Starbucks şubesi çalışanlarının sendikasının da bir kesimi olacak olan Workers United (Birleşik İşçiler) sendikası, Buffalo’daki mağazaların kent haricinden biroldukça yöneticinin ziyaretlerine şahit olduğunu; bu ziyaretler ve “hayır” oyu verilmesi istikametinde yapılan çalışmaların bir süre daha sonra artarak “zorbalık ve göz korkutma derecesine vardığını” söylemiş oldu.
Starbucks yöneticileri ise sendikalaşma tersi olmadığını, lakin çalışanların şikayetlerinin sendika kurmayı yasallaştıracak boyutta olmadığını savunuyor; hatta sendika ortaya girdiği takdirde çalışanların gereksinimlerine karşılık verme konusunda suratlarının azalacağını sav ediyor.
Biroldukça memleketler arası hizmet kesimi markasına bakılırsa ABD’de daha güzel maaşlar ve yan haklar sağlayan Starbucks’ın Buffalo şubesi çalışanlarından 25 yaşındaki Casey Moore, “Sanırım hepimiz Starbucks’a girerken tüm bu sebeplerle pembe gözlüklerle bakıyorduk” diyor:
“Ancak mağazaya girip çalışmaya başladığınızda, gerçek durum epeyce farklı. Müşterilerin tutumları sebebiyle ağlayarak mağazayı terk ettiğim oldu.

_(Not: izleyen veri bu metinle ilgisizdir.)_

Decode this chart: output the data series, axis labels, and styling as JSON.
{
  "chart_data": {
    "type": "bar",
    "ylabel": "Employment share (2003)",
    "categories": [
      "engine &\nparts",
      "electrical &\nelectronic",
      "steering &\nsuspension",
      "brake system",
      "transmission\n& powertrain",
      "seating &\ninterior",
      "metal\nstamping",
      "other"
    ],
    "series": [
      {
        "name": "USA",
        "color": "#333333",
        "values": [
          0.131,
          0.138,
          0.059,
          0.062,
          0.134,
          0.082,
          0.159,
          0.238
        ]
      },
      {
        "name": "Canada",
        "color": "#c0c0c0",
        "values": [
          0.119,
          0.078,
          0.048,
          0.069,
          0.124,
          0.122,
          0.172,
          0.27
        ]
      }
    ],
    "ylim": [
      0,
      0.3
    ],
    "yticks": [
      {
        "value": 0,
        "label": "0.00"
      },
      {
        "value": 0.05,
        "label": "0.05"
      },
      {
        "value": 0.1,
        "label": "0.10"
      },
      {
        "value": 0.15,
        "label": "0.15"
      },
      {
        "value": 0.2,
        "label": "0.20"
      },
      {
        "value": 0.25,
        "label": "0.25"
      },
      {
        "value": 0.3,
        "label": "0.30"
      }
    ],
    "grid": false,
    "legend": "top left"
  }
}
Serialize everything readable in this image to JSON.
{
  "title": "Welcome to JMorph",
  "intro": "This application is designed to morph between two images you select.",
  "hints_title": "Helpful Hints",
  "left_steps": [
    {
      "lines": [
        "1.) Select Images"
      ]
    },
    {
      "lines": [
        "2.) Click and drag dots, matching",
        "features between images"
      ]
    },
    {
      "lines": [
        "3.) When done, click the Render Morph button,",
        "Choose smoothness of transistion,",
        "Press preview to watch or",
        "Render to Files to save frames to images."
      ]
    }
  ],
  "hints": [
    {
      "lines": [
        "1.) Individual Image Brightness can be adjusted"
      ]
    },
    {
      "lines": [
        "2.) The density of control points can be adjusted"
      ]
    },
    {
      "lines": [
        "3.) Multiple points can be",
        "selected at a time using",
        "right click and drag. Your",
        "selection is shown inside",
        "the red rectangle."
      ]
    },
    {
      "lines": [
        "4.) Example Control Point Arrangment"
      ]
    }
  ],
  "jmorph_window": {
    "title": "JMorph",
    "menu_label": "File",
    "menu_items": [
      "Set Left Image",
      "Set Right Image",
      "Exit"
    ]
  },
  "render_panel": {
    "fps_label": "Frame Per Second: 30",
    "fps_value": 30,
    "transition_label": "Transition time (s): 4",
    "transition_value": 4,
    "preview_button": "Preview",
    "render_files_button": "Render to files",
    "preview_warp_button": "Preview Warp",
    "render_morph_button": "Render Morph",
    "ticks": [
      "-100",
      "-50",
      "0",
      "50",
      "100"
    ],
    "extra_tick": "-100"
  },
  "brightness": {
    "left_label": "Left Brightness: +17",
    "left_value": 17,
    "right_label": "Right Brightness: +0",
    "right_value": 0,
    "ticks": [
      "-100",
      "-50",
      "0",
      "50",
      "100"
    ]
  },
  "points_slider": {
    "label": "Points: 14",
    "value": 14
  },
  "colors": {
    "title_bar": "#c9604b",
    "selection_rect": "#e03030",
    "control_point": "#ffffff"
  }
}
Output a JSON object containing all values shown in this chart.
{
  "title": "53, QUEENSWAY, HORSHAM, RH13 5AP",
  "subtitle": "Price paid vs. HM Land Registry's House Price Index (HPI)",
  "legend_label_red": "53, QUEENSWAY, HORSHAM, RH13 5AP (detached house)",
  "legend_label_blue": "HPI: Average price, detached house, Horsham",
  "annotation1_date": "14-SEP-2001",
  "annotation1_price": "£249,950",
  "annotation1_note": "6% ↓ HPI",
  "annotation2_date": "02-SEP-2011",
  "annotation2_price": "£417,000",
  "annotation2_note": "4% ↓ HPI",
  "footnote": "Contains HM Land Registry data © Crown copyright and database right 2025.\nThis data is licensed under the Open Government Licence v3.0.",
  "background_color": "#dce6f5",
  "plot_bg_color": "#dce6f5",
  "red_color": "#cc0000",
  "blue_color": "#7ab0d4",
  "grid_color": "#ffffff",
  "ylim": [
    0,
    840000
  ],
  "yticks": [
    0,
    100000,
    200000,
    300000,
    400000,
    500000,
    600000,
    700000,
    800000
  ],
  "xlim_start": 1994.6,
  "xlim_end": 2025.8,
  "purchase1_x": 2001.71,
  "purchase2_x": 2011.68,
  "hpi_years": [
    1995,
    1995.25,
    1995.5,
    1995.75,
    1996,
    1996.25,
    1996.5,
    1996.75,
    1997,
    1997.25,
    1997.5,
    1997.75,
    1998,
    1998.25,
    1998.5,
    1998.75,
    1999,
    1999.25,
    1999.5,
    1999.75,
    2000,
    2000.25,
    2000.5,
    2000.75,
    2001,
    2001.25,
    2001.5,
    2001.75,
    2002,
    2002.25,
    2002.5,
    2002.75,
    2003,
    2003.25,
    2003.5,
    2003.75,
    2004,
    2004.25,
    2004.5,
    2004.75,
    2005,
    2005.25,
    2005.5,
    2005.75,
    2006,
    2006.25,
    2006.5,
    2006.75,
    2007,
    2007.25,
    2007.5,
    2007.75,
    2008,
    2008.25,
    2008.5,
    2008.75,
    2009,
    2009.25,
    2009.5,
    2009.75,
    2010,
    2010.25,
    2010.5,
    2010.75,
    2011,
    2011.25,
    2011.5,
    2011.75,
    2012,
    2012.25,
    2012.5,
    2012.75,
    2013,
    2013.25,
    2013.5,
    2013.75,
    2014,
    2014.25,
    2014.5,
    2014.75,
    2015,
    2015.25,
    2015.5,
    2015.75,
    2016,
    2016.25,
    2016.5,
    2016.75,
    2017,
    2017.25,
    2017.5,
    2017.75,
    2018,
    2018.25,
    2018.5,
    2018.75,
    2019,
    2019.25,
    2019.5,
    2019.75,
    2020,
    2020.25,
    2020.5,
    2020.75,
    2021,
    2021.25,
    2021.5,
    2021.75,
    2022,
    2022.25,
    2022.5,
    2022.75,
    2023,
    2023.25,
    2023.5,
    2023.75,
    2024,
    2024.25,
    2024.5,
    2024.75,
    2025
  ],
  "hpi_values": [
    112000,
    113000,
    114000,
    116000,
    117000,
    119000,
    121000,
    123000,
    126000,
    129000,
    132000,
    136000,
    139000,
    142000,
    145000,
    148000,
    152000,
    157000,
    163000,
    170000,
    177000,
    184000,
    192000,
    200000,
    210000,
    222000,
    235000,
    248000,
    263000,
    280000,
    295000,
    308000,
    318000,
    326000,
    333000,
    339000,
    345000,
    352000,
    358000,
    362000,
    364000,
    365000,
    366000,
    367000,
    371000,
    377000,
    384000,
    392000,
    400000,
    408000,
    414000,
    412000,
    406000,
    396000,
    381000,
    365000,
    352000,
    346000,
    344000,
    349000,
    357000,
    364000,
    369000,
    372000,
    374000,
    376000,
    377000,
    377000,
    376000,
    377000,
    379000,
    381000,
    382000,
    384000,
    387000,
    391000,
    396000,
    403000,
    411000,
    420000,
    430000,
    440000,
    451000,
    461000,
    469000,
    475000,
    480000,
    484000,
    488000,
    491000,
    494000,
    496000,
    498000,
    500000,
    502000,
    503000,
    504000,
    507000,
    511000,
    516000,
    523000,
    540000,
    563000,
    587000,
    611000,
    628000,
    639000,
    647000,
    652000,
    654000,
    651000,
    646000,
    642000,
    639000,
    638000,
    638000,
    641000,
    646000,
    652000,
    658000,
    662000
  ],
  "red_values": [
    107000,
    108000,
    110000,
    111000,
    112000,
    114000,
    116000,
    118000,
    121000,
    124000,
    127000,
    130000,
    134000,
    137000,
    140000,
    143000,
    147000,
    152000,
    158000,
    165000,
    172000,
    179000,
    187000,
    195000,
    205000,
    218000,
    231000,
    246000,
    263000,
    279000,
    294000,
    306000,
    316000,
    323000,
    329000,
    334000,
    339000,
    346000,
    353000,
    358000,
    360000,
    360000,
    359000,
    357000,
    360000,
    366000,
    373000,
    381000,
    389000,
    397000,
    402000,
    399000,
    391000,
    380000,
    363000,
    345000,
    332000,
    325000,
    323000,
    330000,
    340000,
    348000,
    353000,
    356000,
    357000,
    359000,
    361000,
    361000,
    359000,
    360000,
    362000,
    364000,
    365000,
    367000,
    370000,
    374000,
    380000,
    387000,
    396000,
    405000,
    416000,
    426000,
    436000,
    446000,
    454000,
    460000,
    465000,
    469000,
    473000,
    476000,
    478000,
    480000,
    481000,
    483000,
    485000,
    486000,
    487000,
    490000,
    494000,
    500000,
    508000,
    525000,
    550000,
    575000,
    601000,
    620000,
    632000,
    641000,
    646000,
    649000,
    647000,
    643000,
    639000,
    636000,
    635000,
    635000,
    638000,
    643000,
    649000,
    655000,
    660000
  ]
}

Bize kahve makinesiymişiz üzere davranıyorlar. Starbucks’ın üretime odaklanması da Kovid salgını sırasında inançlı çalışma ortamından ödünler vermemize yol açtı.”
Sendikalara olan takviye, son 50 yılın en yüksek düzeyinde. Amerikalıların yüzde 68’i personel sendikalarının varlığını onaylıyor.
New York eyaletinin ikinci büyük kenti Buffalo, ABD’nin başka bölgelerine kıyasla tarihinde fazlaca sayıda personel aksiyonları bulunan ve örgütlenme konusunda kuvvetli kentlerden biri.